Our population was mainly composed of patients with lung and breast cancer (67.3%), as similarly reported by previous series. ^{1,3 -10} Although we didn’t find any statistical difference in survival based on tumor type, we observed a shortest OS in patients with lung cancer compared to those with breast cancer. Some authors have shown this same difference in survival according to tumor type. ¹⁶ Nevertheless, median OS for women with breast cancer was better in our cohort than in the study of Clive and colleagues ¹⁷ (395 vs 192 days) as well as in patients with lung cancer (249 vs 74 days).

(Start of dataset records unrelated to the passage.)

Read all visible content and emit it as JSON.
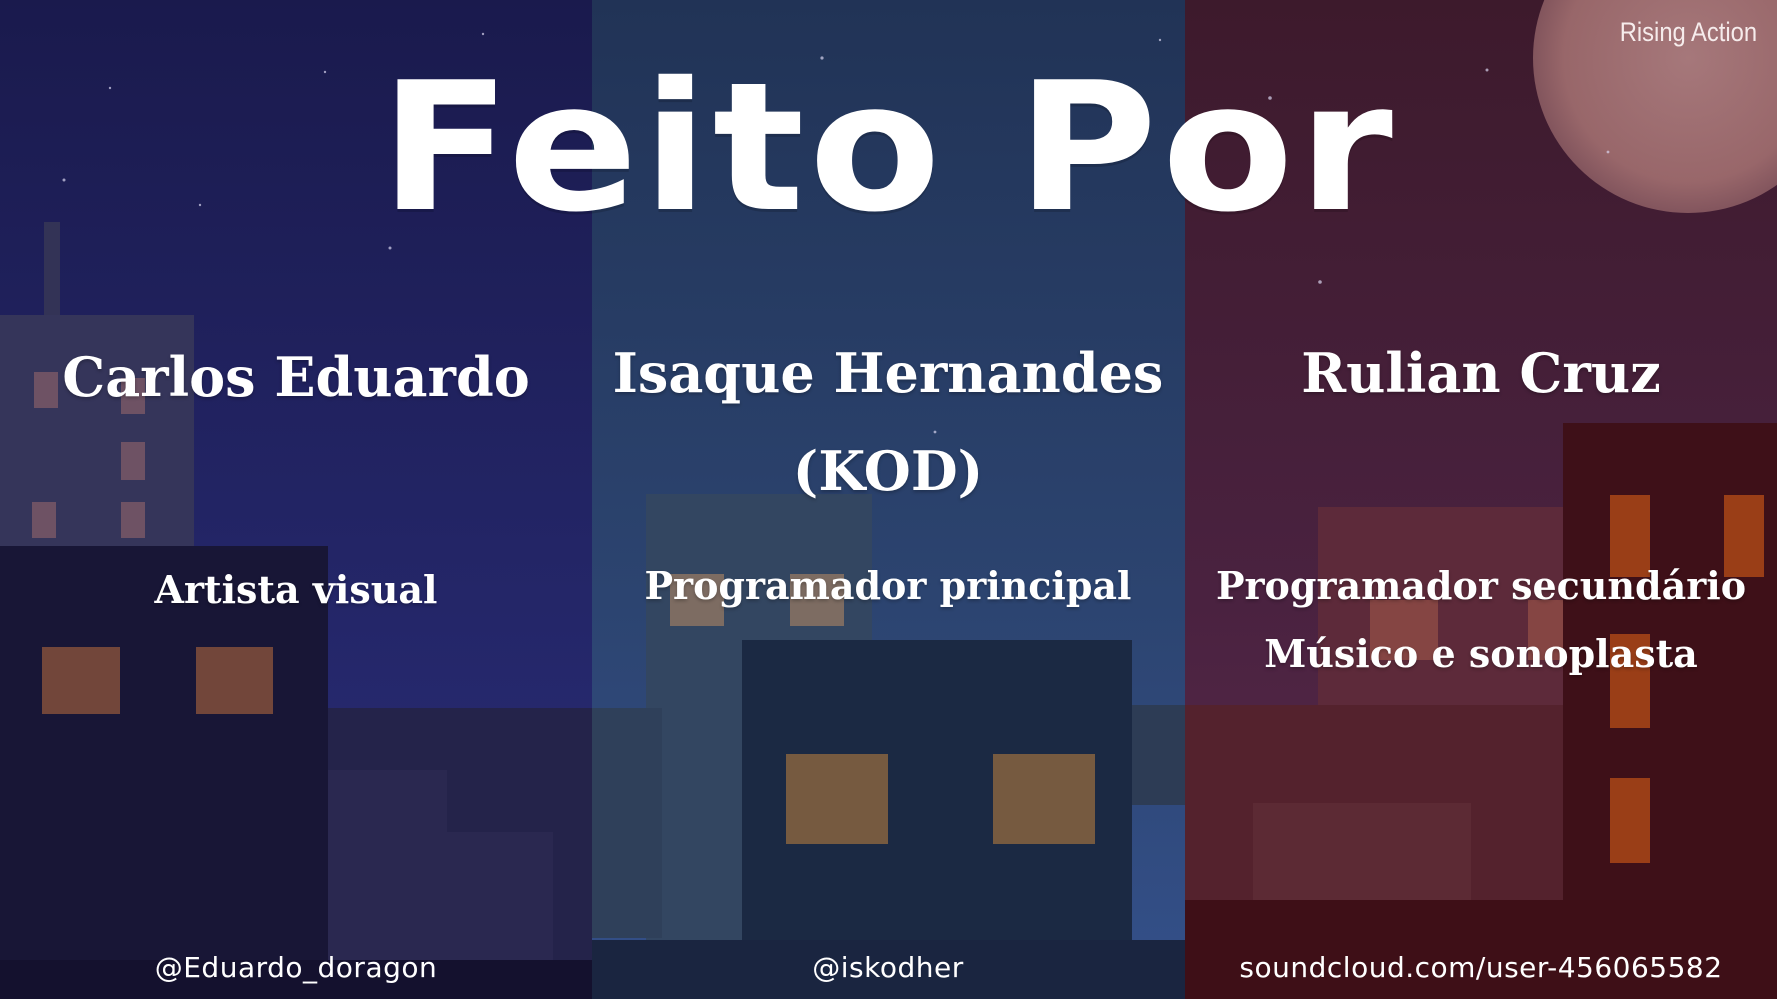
{
  "screen": {
    "title": "Feito Por",
    "tag": "Rising Action"
  },
  "credits": [
    {
      "name_lines": [
        "Carlos Eduardo"
      ],
      "role_lines": [
        "Artista visual"
      ],
      "handle": "@Eduardo_doragon"
    },
    {
      "name_lines": [
        "Isaque Hernandes",
        "(KOD)"
      ],
      "role_lines": [
        "Programador principal"
      ],
      "handle": "@iskodher"
    },
    {
      "name_lines": [
        "Rulian Cruz"
      ],
      "role_lines": [
        "Programador secundário",
        "Músico e sonoplasta"
      ],
      "handle": "soundcloud.com/user-456065582"
    }
  ],
  "colors": {
    "panel_left": "#232566",
    "panel_middle": "#2c4470",
    "panel_right": "#4a2240",
    "moon": "#b57f7f",
    "window_light": "#74563f",
    "window_orange": "#9a3e17"
  }
}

There are several limitations to our study including the retrospective design and the small number of patients. Besides, the unicenter study design limits its external validity. Nevertheless, giving the heterogeneity of data regarding this subject, we consider our findings valuable in order to better identify predictors of OS in this particular scenario. Further studies are necessary to guide clinicians for treatment of these patients.

Conclusion

To the best of our knowledge, our study provides the first documentation that MPE size as determined by chest X-ray is independently associated with survival. Thereby, chest X-ray can be used as a predicting tool in patients with MPE, particularly in developing countries where the pleural ultrasound or computed tomography scan is not readily available.